Son yarım yüzyıl içerisinde kırsal kesimde büyük bir sosyal ekonomik değişim yaşandı. Bugün artık birçok kimse üretmiyor, sadece alıyor, tüketiyor ve yaşıyor. Ben bu hızlı değişimi kendi köyümde ve çevre köylerde çok açık görebiliyorum maalesef.

Şimdiye kadar köylerde efendi olmanın faydalarını anlatmaya çalışırken, gelişen teknoloji çocukların evlere mahkûm olmasına, köylerin boşaltılması ise tarım ve hayvancılıktan haberi olmayan, üretmeyen, sadece tüketen bir neslin büyümesine neden oldu. Bu geleceğimiz için gerçekten üzücü ve endişe verici bir durumdur.

Atalarımızın ?´Ağaç yaşken eğilir.´´düsturuna binaen bir an önce ilköğretim çağındaki çocukların el becerileri, tarım ve hayvancılık sorumlulukları, pratikte uygulanmaya başlanmalı ve acilen buna yönelik projeler üretilmeli ve faaliyete geçirilmelidir. Çocuklarımız doğayla, toprakla tanıştırılmalı tüketmenin değil, üretmenin en büyük mutluluk olduğu idrak ettirilmedir. Bugün çağdaş olarak kabul edilen Avrupa toplumlarında  mesleki gelir seviyesi olarak çiftçiliğin, her zaman ilk 5´te yer aldığını burada hatırlatmadan geçmek istemiyorum.

Yakın zamanda bir toplantıda çok saygı duyduğum, Sivas´ımızın yazar ailesi Fatma -Mahir Pekşen çifti ile tarımdan konuşurken, yazımızın başlığı olan, Ziya Paşa´nın gazelinden bir dizeyi aktardı Mahir Bey: ?Sultana muhtaç olmayan alemin sultanıdır.?Sözün manasına ve inceliğine iyi bakmak gerekir.
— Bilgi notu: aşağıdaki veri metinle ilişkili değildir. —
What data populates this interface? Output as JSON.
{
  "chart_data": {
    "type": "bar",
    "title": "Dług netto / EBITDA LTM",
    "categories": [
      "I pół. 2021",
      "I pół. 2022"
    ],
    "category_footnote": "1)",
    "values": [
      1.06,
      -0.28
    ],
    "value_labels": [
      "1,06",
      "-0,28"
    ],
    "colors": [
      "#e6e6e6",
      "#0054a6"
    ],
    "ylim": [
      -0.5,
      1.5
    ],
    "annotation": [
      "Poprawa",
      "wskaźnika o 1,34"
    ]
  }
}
İşte bu söz bizim hayat düsturumuz olmalı ve üretip muhtaç olmama yönünde kendi töremize, değerlimize, değerimize, kısacası özümüze bir an önce dönmeliyiz. Yoksa kaybeden biz ve ne yazık ki yeni nesillerimiz olacak.

Teknoloji bağımlısı olan çocukların ancak doğada, tarım ve hayvancılıkta, üretimde sonsuz mutluluğu yakalayacaklarına inancım tamdır. Yeter ki bu konuda gereken çalışmalar yapılsın.